Ariane – Myriam Leroy

Note : 5 sur 5.

« Quand j’ai eu douze ans, mes parents m’ont inscrite dans une école de riches. J’y suis restée deux années. C’est là que j’ai rencontré Ariane. Il ne me reste rien d’elle, ou presque. Trois lettres froissées, aucune image. Aucun résultat ne s’affiche lorsqu’on tape son nom sur Google. Ariane a vécu vingt ans et elle n’apparaît nulle part. Quand j’ai voulu en parler, l’autre jour, rien ne m’est venu. J’avais souhaité sa mort et je l’avais accueillie avec soulagement. Elle ne m’avait pas bouleversée, pas torturée, elle ne revient pas me hanter. C’est fini. C’est tout. »
Elles sont collégiennes et s’aiment d’amour dur. L’une vient d’un milieu modeste et collectionne les complexes. L’autre est d’une beauté vénéneuse et mène une existence légère entre sa piscine et son terrain de tennis. L’autre, c’est Ariane, jeune fille incandescente avec qui la narratrice noue une relation furieuse, exclusive, nourrie par les sévices qu’elles infligent aux autres. Mais leur histoire est toxique et porte en elle un poison à effet lent, mais sûr.

Avis

Pour celles et ceux qui sont de ma génération, vous souvenez-vous de votre adolescence dans les années 90, sans smartphone ni réseaux sociaux? Cette époque où l’on parlait pendant des heures à nos amis, pendus au téléphone fixe familial? Avec Ariane, Myriam Leroy nous renvoie à l’adolescence qui fut la nôtre. Et si son histoire se déroule dans le Brabant wallon (Belgique), je pense qu’elle pourrait avoir lieu dans n’importe quelle région huppée.

Dès les premières pages, le ton est donné. La narratrice n’a pas sa langue dans sa poche, critique tout et tout le monde, déjà fatiguée de la vie insipide qui lui est imposée et, pire, de celle qui se profile.

« Je m’y ennuyais comme un hamster »

L’analyse de la psychologie adolescente est particulièrement poussée. On sent l’ambivalence entre l’envie d’être comme les autres et de ne surtout pas se faire remarquer, et celle, au contraire, de se distinguer de la masse et d’apparaitre comme quelqu’un d’original, avec de la personnalité. A travers les confidences de la narratrice, on assiste à la construction de ces adolescentes qui se cherchent et copient leurs idoles.
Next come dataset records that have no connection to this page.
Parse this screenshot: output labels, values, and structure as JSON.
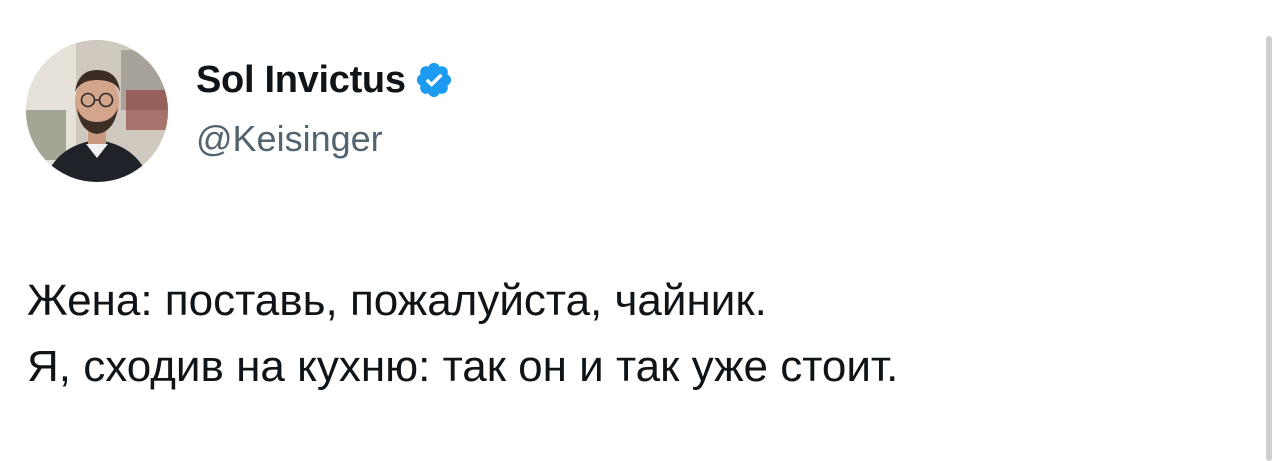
{
  "author": {
    "display_name": "Sol Invictus",
    "handle": "@Keisinger",
    "verified": true,
    "verified_icon": "verified-badge-icon",
    "badge_color": "#1d9bf0"
  },
  "tweet": {
    "lines": [
      "Жена: поставь, пожалуйста, чайник.",
      "Я, сходив на кухню: так он и так уже стоит."
    ]
  },
  "colors": {
    "text_primary": "#0f1419",
    "text_secondary": "#536471",
    "background": "#ffffff"
  }
}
Pour la jeune fille, le premier tournant majeur de sa vie se situe lors de son l’arrivée dans une école « de riches ». Issue de la classe moyenne et d’un milieu conventionnel, elle est alors confrontée à un monde nouveau, fait d’habitudes comportementales spécifiques, où le port de vêtements de marques a toute son importance dans l’intégration de l’élève. Elle ressent la différence entre les classes sociales et manquant de confiance, ne souhaite qu’une chose, être acceptée et faire partie du clan.

La rencontre entre la narratrice et Ariane va bouleverser leur vie. Entre elles va naitre une amitié indéfectible, à l’âge où seuls comptent les garçons, d’abord pour s’en moquer, puis pour s’en faire aimer. Ensemble, elles vont former un duo inséparable et, comme des jumelles, se construire un monde à leur mesure, avec leurs codes, juste elles deux. Et la sensation grisante d’être forte, d’être acceptée et appréciée pour ce que l’on est, d’être comprise par l’autre, de ne faire qu’un.

On pourrait se demander quel intérêt a cette histoire d’adolescence. Pour ma part, j’ai trouvé qu’Ariane était d’une intensité rare en littérature. A une période de la vie où les amis sont si importants et que les émotions sont exacerbées, on vit littéralement l’émoi de la narratrice, de sa joie d’être le binôme d’Ariane au chagrin d’avoir perdu son double et de souffrir par sa faute. Une relation d’amour-haine qui va s’avérer toxique et qui va laisser des trace indélébiles. Ca perce le cœur et ça prend aux tripes.

Je pense qu’Ariane est de ces romans que l’on aime ou que l’on n’aime pas. Le style est incisif, les propos parfois crus et volontairement provocateurs. Cela pourrait choquer voire déranger certains, même si le récit est ponctué de quelques notes d’humour qui nous rappellent cet âge ingrat.

Un roman controversé mais parfaitement d’actualité, totalement abouti, que j’ai reçu comme une claque.

Quelle est votre opinion sur ce roman?